Combien ses jours étaient remplis maintenant, la présence de Robert lui faisait tout oublier. Le soir ils se promenaient ensemble dans la campagne. Comme elle s’appuyait avec ivresse sur son bras. Souvent il lui parlait de sa mère.

— Géraldine, lui disait-il, combien elle vous aimerait si elle vous connaissait, combien ma mère serait heureuse de vous nommer sa fille et vous serait reconnaissante pour tout ce que je vous dois. Vous ne savez combien son âme est sensible, et sage ses conseils. Souvent dans des moments de découragement que d’extravagances n’aurais-je pas faites, si je n’avais sans cesse entendu résonner ses douces paroles à mon oreille ; malgré la distance qui nous séparait, elle était toujours présente à ma pensée, je songeais combien serait amère sa douleur, si un seul instant son fils devenait indigne d’elle, et je ne voudrais pour tout au monde augmenter ses chagrins. Je veux qu’en pressant ma mère sur mon cœur, elle n’ait rien à reprocher à son fils.

Tous les hommes ont leur ambition, Géraldine, voilà la mienne.

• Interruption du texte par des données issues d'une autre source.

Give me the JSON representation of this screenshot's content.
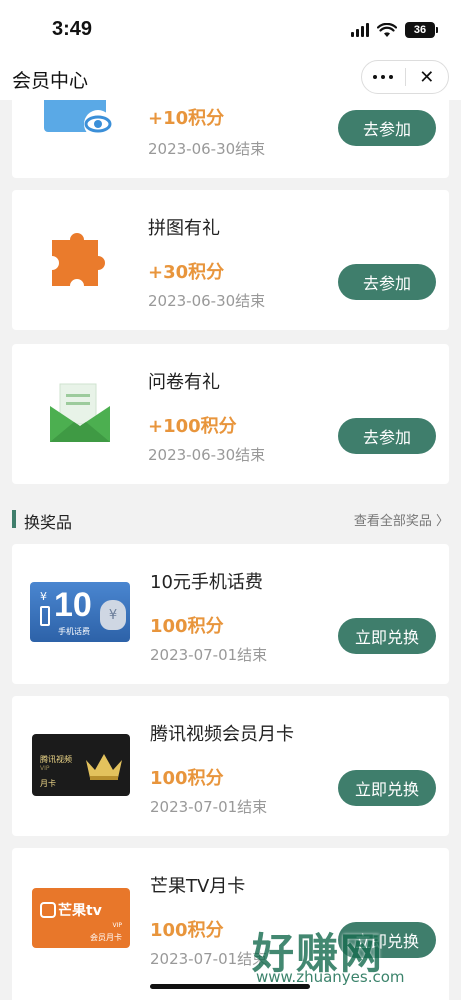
{
  "status_bar": {
    "time": "3:49",
    "battery": "36"
  },
  "nav": {
    "title": "会员中心",
    "close_glyph": "✕"
  },
  "tasks": [
    {
      "title": "",
      "points": "+10积分",
      "date": "2023-06-30结束",
      "button": "去参加",
      "icon": "eye-card-icon"
    },
    {
      "title": "拼图有礼",
      "points": "+30积分",
      "date": "2023-06-30结束",
      "button": "去参加",
      "icon": "puzzle-icon"
    },
    {
      "title": "问卷有礼",
      "points": "+100积分",
      "date": "2023-06-30结束",
      "button": "去参加",
      "icon": "envelope-icon"
    }
  ],
  "rewards_section": {
    "title": "换奖品",
    "view_all": "查看全部奖品 〉"
  },
  "rewards": [
    {
      "title": "10元手机话费",
      "points": "100积分",
      "date": "2023-07-01结束",
      "button": "立即兑换",
      "image": {
        "amount": "10",
        "yen": "¥",
        "caption": "手机话费"
      }
    },
    {
      "title": "腾讯视频会员月卡",
      "points": "100积分",
      "date": "2023-07-01结束",
      "button": "立即兑换",
      "image": {
        "brand": "腾讯视频",
        "caption": "月卡",
        "vip": "VIP"
      }
    },
    {
      "title": "芒果TV月卡",
      "points": "100积分",
      "date": "2023-07-01结束",
      "button": "立即兑换",
      "image": {
        "brand": "芒果tv",
        "vip": "VIP",
        "caption": "会员月卡"
      }
    }
  ],
  "watermark": {
    "big": "好赚网",
    "small": "www.zhuanyes.com"
  },
  "colors": {
    "accent": "#3f7e6c",
    "points": "#e8953c",
    "date": "#999999"
  }
}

— Elle est noble, reprit la jeune fille, Dieu exaucera vos vœux, vous reverrez votre mère.

Que je suis heureuse d’être riche, c’est à présent que je puis apprécier la valeur de la fortune, sitôt après notre mariage, nous voguerons vers la France, qui est le pays de vos désirs et des miens. Votre père ne pourra plus rien contre vous, vous êtes maintenant en âge, nous ferons tout pour retrouver votre sœur et votre mère ne pleurera plus. Que j’ai hâte de voir cette Alice qui autrefois faisait tous mes tourments, je sens que je l’aimerai d’autant plus que j’ai eu des torts envers elle. Si mon père consentait seulement à ce que nous nous marions à présent, vos inquiétudes sur votre famille se dissiperaient plus tôt. Je ne serai parfaitement heureuse que lorsque je saurai qu’il n’y a plus rien pour vous chagriner.

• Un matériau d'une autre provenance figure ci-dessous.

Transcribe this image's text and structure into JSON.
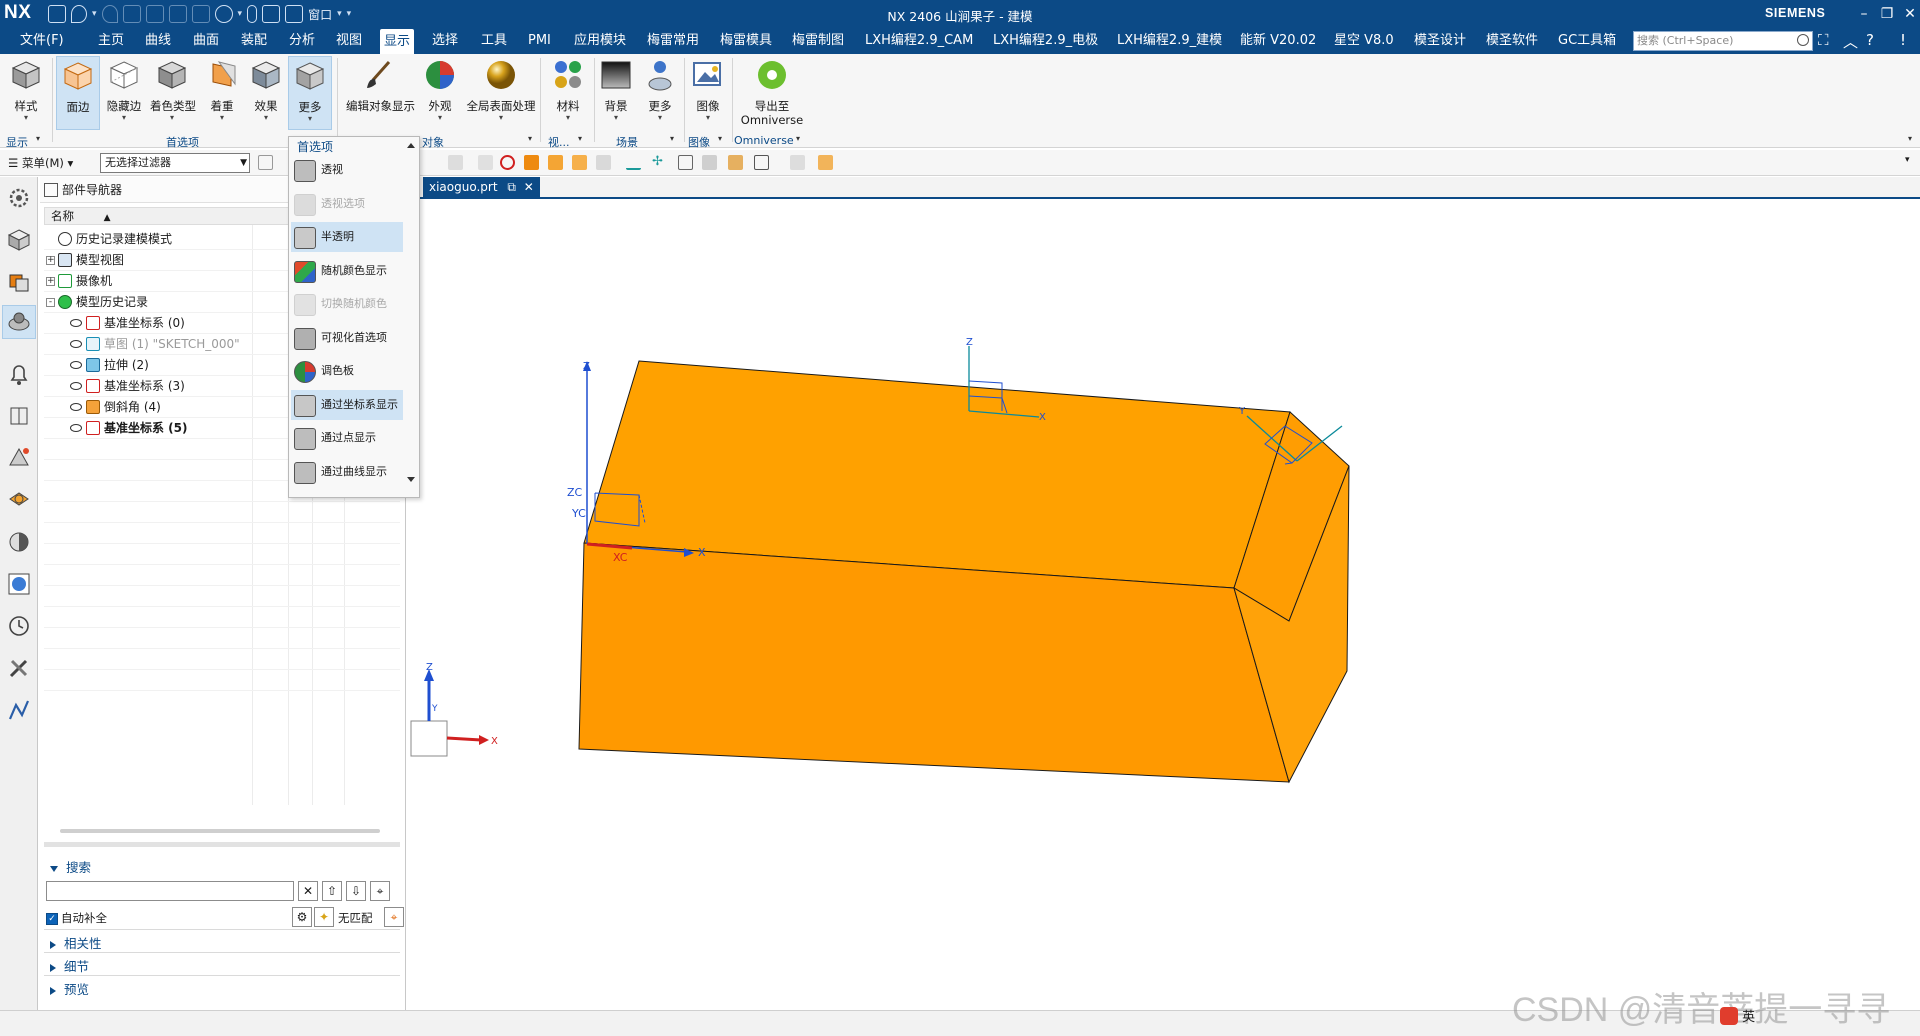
{
  "app": {
    "logo": "NX",
    "window_title": "NX 2406 山涧果子 - 建模",
    "brand": "SIEMENS",
    "window_menu": "窗口"
  },
  "menubar": {
    "items": [
      "文件(F)",
      "主页",
      "曲线",
      "曲面",
      "装配",
      "分析",
      "视图",
      "显示",
      "选择",
      "工具",
      "PMI",
      "应用模块",
      "梅雷常用",
      "梅雷模具",
      "梅雷制图",
      "LXH编程2.9_CAM",
      "LXH编程2.9_电极",
      "LXH编程2.9_建模",
      "能新 V20.02",
      "星空 V8.0",
      "模圣设计",
      "模圣软件",
      "GC工具箱"
    ],
    "active_index": 7,
    "search_placeholder": "搜索 (Ctrl+Space)"
  },
  "ribbon": {
    "buttons": [
      {
        "label": "样式",
        "icon": "style-cube-icon"
      },
      {
        "label": "面边",
        "icon": "face-edge-icon"
      },
      {
        "label": "隐藏边",
        "icon": "hidden-edge-icon"
      },
      {
        "label": "着色类型",
        "icon": "shading-type-icon"
      },
      {
        "label": "着重",
        "icon": "emphasis-icon"
      },
      {
        "label": "效果",
        "icon": "effects-icon"
      },
      {
        "label": "更多",
        "icon": "more-cube-icon"
      },
      {
        "label": "编辑对象显示",
        "icon": "brush-icon"
      },
      {
        "label": "外观",
        "icon": "appearance-pie-icon"
      },
      {
        "label": "全局表面处理",
        "icon": "gold-sphere-icon"
      },
      {
        "label": "材料",
        "icon": "materials-icon"
      },
      {
        "label": "背景",
        "icon": "background-icon"
      },
      {
        "label": "更多",
        "icon": "more-person-icon"
      },
      {
        "label": "图像",
        "icon": "image-icon"
      },
      {
        "label": "导出至",
        "label2": "Omniverse",
        "icon": "omniverse-icon"
      }
    ],
    "groups": [
      "显示",
      "首选项",
      "对象",
      "视...",
      "场景",
      "图像",
      "Omniverse"
    ]
  },
  "toolbar2": {
    "menu_label": "菜单(M)",
    "filter_value": "无选择过滤器"
  },
  "navigator": {
    "title": "部件导航器",
    "column_header": "名称",
    "rows": [
      {
        "label": "历史记录建模模式",
        "icon": "clock-icon",
        "level": 0,
        "expander": "",
        "style": ""
      },
      {
        "label": "模型视图",
        "icon": "model-view-icon",
        "level": 0,
        "expander": "+",
        "style": ""
      },
      {
        "label": "摄像机",
        "icon": "camera-check-icon",
        "level": 0,
        "expander": "+",
        "style": ""
      },
      {
        "label": "模型历史记录",
        "icon": "history-ball-icon",
        "level": 0,
        "expander": "-",
        "style": ""
      },
      {
        "label": "基准坐标系 (0)",
        "icon": "datum-csys-icon",
        "level": 1,
        "expander": "",
        "style": ""
      },
      {
        "label": "草图 (1) \"SKETCH_000\"",
        "icon": "sketch-icon",
        "level": 1,
        "expander": "",
        "style": "dim"
      },
      {
        "label": "拉伸 (2)",
        "icon": "extrude-icon",
        "level": 1,
        "expander": "",
        "style": ""
      },
      {
        "label": "基准坐标系 (3)",
        "icon": "datum-csys-icon",
        "level": 1,
        "expander": "",
        "style": ""
      },
      {
        "label": "倒斜角 (4)",
        "icon": "chamfer-icon",
        "level": 1,
        "expander": "",
        "style": ""
      },
      {
        "label": "基准坐标系 (5)",
        "icon": "datum-csys-icon",
        "level": 1,
        "expander": "",
        "style": "bold"
      }
    ],
    "search_section": "搜索",
    "auto_complete": "自动补全",
    "no_match": "无匹配",
    "sections": [
      "相关性",
      "细节",
      "预览"
    ]
  },
  "document": {
    "tab_label": "xiaoguo.prt"
  },
  "dropdown": {
    "title": "首选项",
    "items": [
      {
        "label": "透视",
        "icon": "perspective-cube-icon",
        "state": "normal"
      },
      {
        "label": "透视选项",
        "icon": "perspective-options-icon",
        "state": "disabled"
      },
      {
        "label": "半透明",
        "icon": "translucent-cube-icon",
        "state": "highlight"
      },
      {
        "label": "随机颜色显示",
        "icon": "random-color-icon",
        "state": "normal"
      },
      {
        "label": "切换随机颜色",
        "icon": "toggle-random-color-icon",
        "state": "disabled"
      },
      {
        "label": "可视化首选项",
        "icon": "visual-prefs-icon",
        "state": "normal"
      },
      {
        "label": "调色板",
        "icon": "palette-icon",
        "state": "normal"
      },
      {
        "label": "通过坐标系显示",
        "icon": "display-by-csys-icon",
        "state": "highlight"
      },
      {
        "label": "通过点显示",
        "icon": "display-by-point-icon",
        "state": "normal"
      },
      {
        "label": "通过曲线显示",
        "icon": "display-by-curve-icon",
        "state": "normal"
      }
    ]
  },
  "viewport": {
    "axis_labels": {
      "x": "X",
      "y": "Y",
      "z": "Z",
      "xc": "XC",
      "yc": "YC",
      "zc": "ZC"
    }
  },
  "colors": {
    "title_bar": "#0c4a86",
    "body_top": "#ffa100",
    "body_front": "#ff9900",
    "body_side": "#ffa209",
    "body_chamfer": "#ff9d02"
  },
  "watermark": "CSDN @清音菩提一寻寻",
  "ime": {
    "lang": "英"
  }
}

Robert pressa la main de la jeune fille.

C’était ainsi qu’ils s’entretenaient chaque jour et que le temps s’écoulait dans un bonheur parfait.

Robert ne pouvait se lasser d’entendre l’agréable conversation de Géraldine.

Mlle Auricourt était une personne timide, et l’on ne pouvait apprécier le charme de son esprit, que rehaussait une brillante éducation, que dans l’intimité de sa connaissance ; alors seulement, elle se laissait connaître tout entière, et épanchait ses pensées dans le cœur de l’ami qui la comprenait.

Ceux qui l’auraient entendue discuter sur n’importe quel sujet, ne la connaissant que pour l’avoir rencontré dans quelques réunions, auraient été surpris de la supériorité de son intelligence, car Géraldine était si différente chez elle.

Là, la jeune fille ne craignait pas d’émettre son opinion ; elle gardait tout l’attrait de son esprit pour son intérieur.

Robert était un jeune homme qui ne parlait pas beaucoup ; mais il avait le don de ne jamais tenir les femmes indifférentes dans leur conversation, ce qui presque toujours plaît mieux qu’un grand parleur.

Le docteur les regardait souvent se promener tous deux puis détournait ses regards et murmurait.